Them: “…but my kids LIKE Gatorade.”
Me: “They will LIKE water…you just haven’t given them the chance.”
I will be frankly honest here. Never in my life have I seen such picky eaters as I have in the past few years. I am not even kidding. Kids stay or hang out at our place…a lot. Of course, I am always curious to see which ones will eat what we eat and which ones will proclaim, “I don’t like that,” without hesitation or even a simple taste. Some of them even resort to bringing their own food. Yes, they are THAT choosy.
Here’s my take on the whole “picky eating” situation. You can take it or leave it. I’m guessing that children these days aren’t getting the “clean food” exposure that we all once did as kids. They have become so accustomed to the taste of sodium laden, over- processed, high fat, sugar packed foods that “normal” foods taste bland. When I was a kid, fresh fruit was exciting! To get a fresh strawberry or cold slice of watermelon was almost a “luxury.” Now? It seems if the fruit isn’t covered in some sort of syrup or mixed into the filling of a hostess pie, children aren’t all that excited about it. I’ve had some actually grumble and push away apple slices. What’s wrong with this picture? Children’s taste buds need to change and it’s imperative that it happens soon.

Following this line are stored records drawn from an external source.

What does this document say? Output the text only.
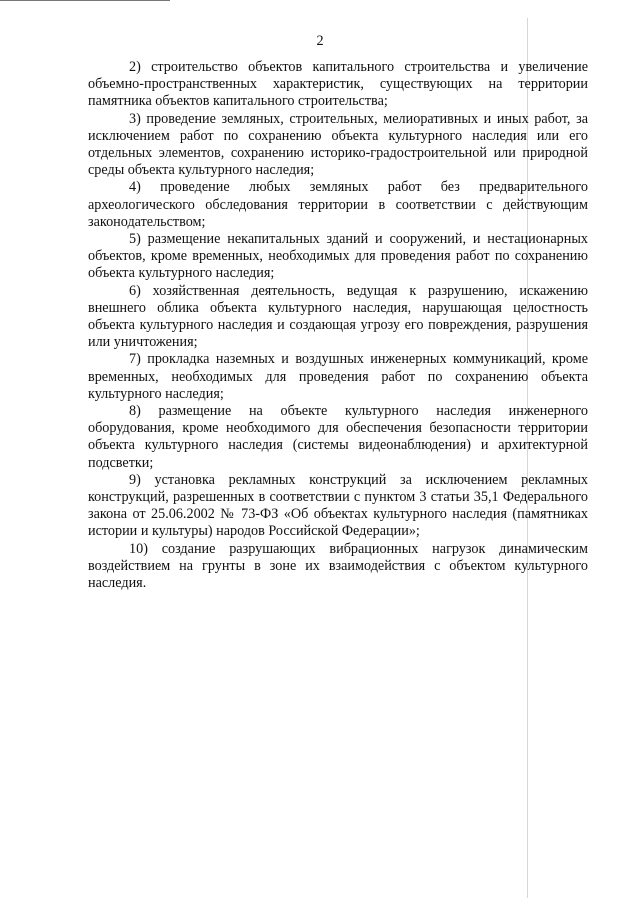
2

2) строительство объектов капитального строительства и увеличение объемно-пространственных характеристик, существующих на территории памятника объектов капитального строительства;

3) проведение земляных, строительных, мелиоративных и иных работ, за исключением работ по сохранению объекта культурного наследия или его отдельных элементов, сохранению историко-градостроительной или природной среды объекта культурного наследия;

4) проведение любых земляных работ без предварительного археологического обследования территории в соответствии с действующим законодательством;

5) размещение некапитальных зданий и сооружений, и нестационарных объектов, кроме временных, необходимых для проведения работ по сохранению объекта культурного наследия;

6) хозяйственная деятельность, ведущая к разрушению, искажению внешнего облика объекта культурного наследия, нарушающая целостность объекта культурного наследия и создающая угрозу его повреждения, разрушения или уничтожения;

7) прокладка наземных и воздушных инженерных коммуникаций, кроме временных, необходимых для проведения работ по сохранению объекта культурного наследия;

8) размещение на объекте культурного наследия инженерного оборудования, кроме необходимого для обеспечения безопасности территории объекта культурного наследия (системы видеонаблюдения) и архитектурной подсветки;

9) установка рекламных конструкций за исключением рекламных конструкций, разрешенных в соответствии с пунктом 3 статьи 35,1 Федерального закона от 25.06.2002 № 73-ФЗ «Об объектах культурного наследия (памятниках истории и культуры) народов Российской Федерации»;

10) создание разрушающих вибрационных нагрузок динамическим воздействием на грунты в зоне их взаимодействия с объектом культурного наследия.
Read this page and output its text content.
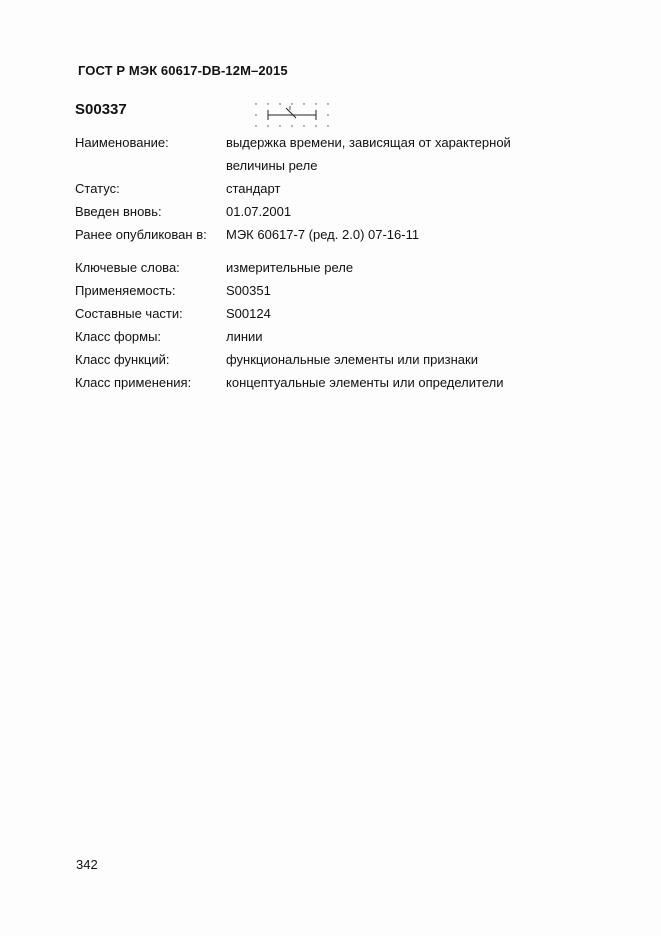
ГОСТ Р МЭК 60617-DB-12M–2015
S00337
Наименование:	выдержка времени, зависящая от характерной
величины реле
Статус:	стандарт
Введен вновь:	01.07.2001
Ранее опубликован в:	МЭК 60617-7 (ред. 2.0) 07-16-11
Ключевые слова:	измерительные реле
Применяемость:	S00351
Составные части:	S00124
Класс формы:	линии
Класс функций:	функциональные элементы или признаки
Класс применения:	концептуальные элементы или определители
342
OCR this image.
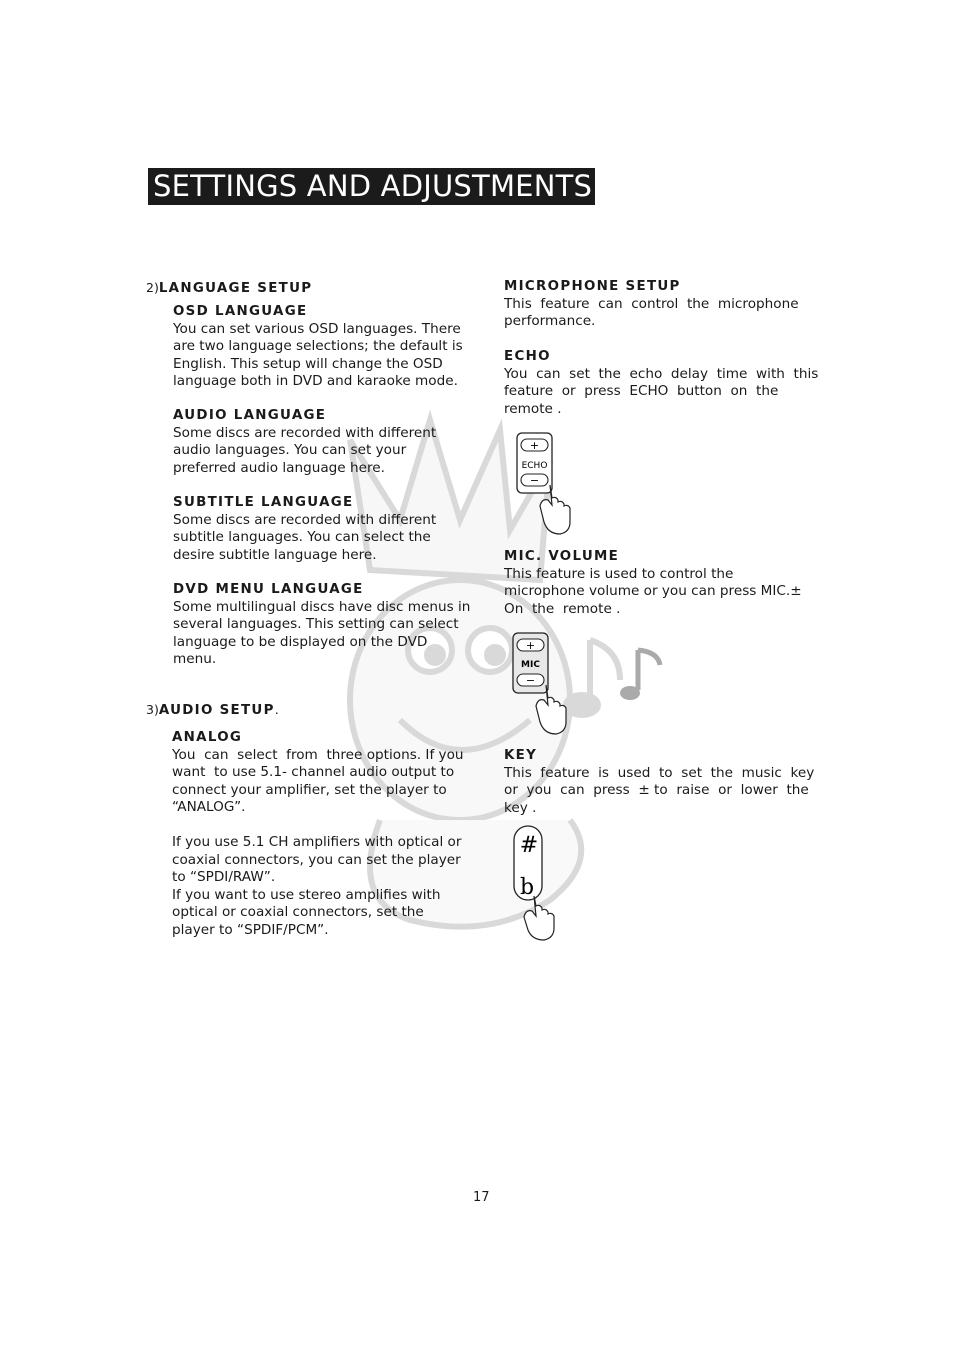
SETTINGS AND ADJUSTMENTS
2)LANGUAGE SETUP
OSD LANGUAGE
You can set various OSD languages. There
are two language selections; the default is
English. This setup will change the OSD
language both in DVD and karaoke mode.
AUDIO LANGUAGE
Some discs are recorded with different
audio languages. You can set your
preferred audio language here.
SUBTITLE LANGUAGE
Some discs are recorded with different
subtitle languages. You can select the
desire subtitle language here.
DVD MENU LANGUAGE
Some multilingual discs have disc menus in
several languages. This setting can select
language to be displayed on the DVD
menu.
3)AUDIO SETUP.
ANALOG
You  can  select  from  three options. If you
want  to use 5.1- channel audio output to
connect your amplifier, set the player to
“ANALOG”.
If you use 5.1 CH amplifiers with optical or
coaxial connectors, you can set the player
to “SPDI/RAW”.
If you want to use stereo amplifies with
optical or coaxial connectors, set the
player to “SPDIF/PCM”.
MICROPHONE SETUP
This  feature  can  control  the  microphone
performance.
ECHO
You  can  set  the  echo  delay  time  with  this
feature  or  press  ECHO  button  on  the
remote .
+
ECHO
−
MIC. VOLUME
This feature is used to control the
microphone volume or you can press MIC.±
On  the  remote .
+
MIC
−
KEY
This  feature  is  used  to  set  the  music  key
or  you  can  press  ± to  raise  or  lower  the
key .
#
b
17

Just recently, I came across a blog post titled “I Am Raising Two Future Foodies,” written by Polish Mama on the Prairie (@PolPrairieMama.) She totally had me at the line [RE: her daughter]: “She giggled and said “But I’m not eating Sea Cucumber. That’s the poopy hole of the ocean.” Thank you, Andrew Zimmern.” But even after that, she gave a list of some fantastic ways to help your child become a more adventurous eater. I immediately fell in love with her idea of making a “culinary passport.”
When I googled for ideas on “food passports,” I realized that someone has already jumped on that marketing train (why didn’t *I* think of this?) Already available is an activity book “passport” that comes with stickers to reward your child for trying different foods. What a great way to introduce “odd” foods, like avocado or kiwi, to younger children. But for older children with already more established tastes, a culinary passport introducing foods around the world would be way more adventurous. Give them a small notebook and let them design one themselves. The possibilities are virtually endless! Use stickers or internet printout “badges” to glue on to represent each country’s cuisine. Before you know it, you’re child will have taken a culinary trip around the world.
As we eat a lot of cultural cuisine, I’ll be posting several recipes to get you started. So pack your taste buds and get ready for your foodie vacation!